Even some of the smaller, mid-sized and niche players are being very aggressive about their product design features, he noted. “They’re saying, ‘We're in this for the long haul; we can't maybe do much about the book that we have, but we sure as hell can put on business going forward that doesn't dig the hole any deeper.

“I think product design is an important way forward for a company that may not have options in terms of shedding legacy businesses -- or decides not to for strategic reasons.”

Pandemic Fall-Out

COVID-19 is having a huge impact on mortality in societal terms and leaving a significant mark on the life industry, J.C. Brueckner said. But if the industry has managed mortality risk well so far, the longer term impact of COVID-19 is harder to discern: “There are a lot of factors that we need to look at - what's the impact of people not having medical care over time, or didn't have access, during lockdown to have regular checkups, or were afraid to go to a doctor's office because of fear of spread of the virus… there's excess mortality that isn't designated as COVID claims.”

The fall-out from the pandemic will affect individual life companies differently depending on their particular liability set, according to Chris Blunt. “If you've got a book of annuities, for example, [it will be] much less impactful than it will with a life book.

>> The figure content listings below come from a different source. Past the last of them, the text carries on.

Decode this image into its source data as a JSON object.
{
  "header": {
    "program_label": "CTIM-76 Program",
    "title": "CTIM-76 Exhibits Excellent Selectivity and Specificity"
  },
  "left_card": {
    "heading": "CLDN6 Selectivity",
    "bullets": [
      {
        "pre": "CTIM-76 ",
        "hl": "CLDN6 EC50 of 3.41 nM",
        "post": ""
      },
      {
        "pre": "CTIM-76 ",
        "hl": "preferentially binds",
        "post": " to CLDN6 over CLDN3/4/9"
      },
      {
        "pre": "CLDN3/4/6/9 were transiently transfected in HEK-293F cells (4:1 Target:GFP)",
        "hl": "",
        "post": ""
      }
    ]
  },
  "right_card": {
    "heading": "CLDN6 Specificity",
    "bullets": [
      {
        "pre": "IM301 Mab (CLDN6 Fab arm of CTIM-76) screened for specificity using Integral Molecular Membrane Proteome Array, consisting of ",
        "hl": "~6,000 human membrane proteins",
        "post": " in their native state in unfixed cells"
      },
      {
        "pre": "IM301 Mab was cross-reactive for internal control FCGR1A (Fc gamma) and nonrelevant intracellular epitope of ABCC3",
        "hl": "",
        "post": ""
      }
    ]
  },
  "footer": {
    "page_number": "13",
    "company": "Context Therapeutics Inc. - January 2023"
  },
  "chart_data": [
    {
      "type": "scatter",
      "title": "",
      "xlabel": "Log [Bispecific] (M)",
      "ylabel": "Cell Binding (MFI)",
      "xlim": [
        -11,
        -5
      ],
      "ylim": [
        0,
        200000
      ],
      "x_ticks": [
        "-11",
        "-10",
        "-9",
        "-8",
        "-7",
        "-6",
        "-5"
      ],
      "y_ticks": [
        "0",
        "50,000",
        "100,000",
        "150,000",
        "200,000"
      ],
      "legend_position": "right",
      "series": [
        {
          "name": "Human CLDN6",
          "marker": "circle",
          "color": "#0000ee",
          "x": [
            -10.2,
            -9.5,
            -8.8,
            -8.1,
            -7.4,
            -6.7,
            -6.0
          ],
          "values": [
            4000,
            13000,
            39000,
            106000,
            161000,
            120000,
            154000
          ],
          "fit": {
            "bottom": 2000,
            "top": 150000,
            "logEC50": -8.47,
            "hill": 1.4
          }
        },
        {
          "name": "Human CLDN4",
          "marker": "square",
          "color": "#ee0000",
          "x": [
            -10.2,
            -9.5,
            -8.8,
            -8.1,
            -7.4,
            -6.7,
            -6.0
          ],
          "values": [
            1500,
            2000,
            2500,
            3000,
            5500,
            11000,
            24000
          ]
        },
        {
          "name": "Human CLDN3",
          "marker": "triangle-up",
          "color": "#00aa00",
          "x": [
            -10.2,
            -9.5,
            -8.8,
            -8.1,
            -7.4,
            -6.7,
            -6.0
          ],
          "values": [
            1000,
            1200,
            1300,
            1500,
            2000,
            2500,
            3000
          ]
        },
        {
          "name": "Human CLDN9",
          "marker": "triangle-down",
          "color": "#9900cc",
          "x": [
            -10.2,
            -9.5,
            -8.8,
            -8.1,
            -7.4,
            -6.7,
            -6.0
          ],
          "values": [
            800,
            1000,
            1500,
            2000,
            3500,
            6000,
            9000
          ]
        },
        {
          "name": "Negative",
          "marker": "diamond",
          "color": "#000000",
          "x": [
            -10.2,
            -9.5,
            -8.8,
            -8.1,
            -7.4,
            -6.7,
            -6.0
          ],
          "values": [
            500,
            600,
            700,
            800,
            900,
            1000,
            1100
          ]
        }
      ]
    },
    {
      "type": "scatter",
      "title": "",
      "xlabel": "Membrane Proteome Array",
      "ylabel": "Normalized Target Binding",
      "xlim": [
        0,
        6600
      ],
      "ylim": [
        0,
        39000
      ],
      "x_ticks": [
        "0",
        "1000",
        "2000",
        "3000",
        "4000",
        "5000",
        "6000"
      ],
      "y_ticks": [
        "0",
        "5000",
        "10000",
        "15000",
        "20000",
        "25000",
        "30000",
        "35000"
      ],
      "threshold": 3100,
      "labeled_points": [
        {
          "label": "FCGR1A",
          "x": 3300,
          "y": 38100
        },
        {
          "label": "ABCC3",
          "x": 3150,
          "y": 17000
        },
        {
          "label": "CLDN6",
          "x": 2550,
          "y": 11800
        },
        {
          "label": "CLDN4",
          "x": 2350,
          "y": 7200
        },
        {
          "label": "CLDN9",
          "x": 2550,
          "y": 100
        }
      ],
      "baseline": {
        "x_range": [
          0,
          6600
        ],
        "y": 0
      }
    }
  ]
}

And even within life, it depends on what your life book looks like: is it middle market people in their 40s? Is it affluent, older individuals? It's complicated.”

Blunt said pandemic has shown that when analyzing companies, either from a credit perspective or an investment perspective, it is important to examine the makeup of their existing liabilities: “I think for a while now, we've been appropriately very focused on the impact of interest rates. And I think this is reminding us that there's a lot of other factors at play when you're trying to assess a life insurance company.”

The industry as a whole has weathered pandemic quite well, underlining the strength of the industry, KBRA’s Peter Giacone said: “From a credit agency perspective, it was definitely an earnings event for the most part, not a capital event. Challenges remain, but companies that focus on the fundamentals of good risk management and solid ALM will be in a great position to take advantage of the opportunities as we move forward.”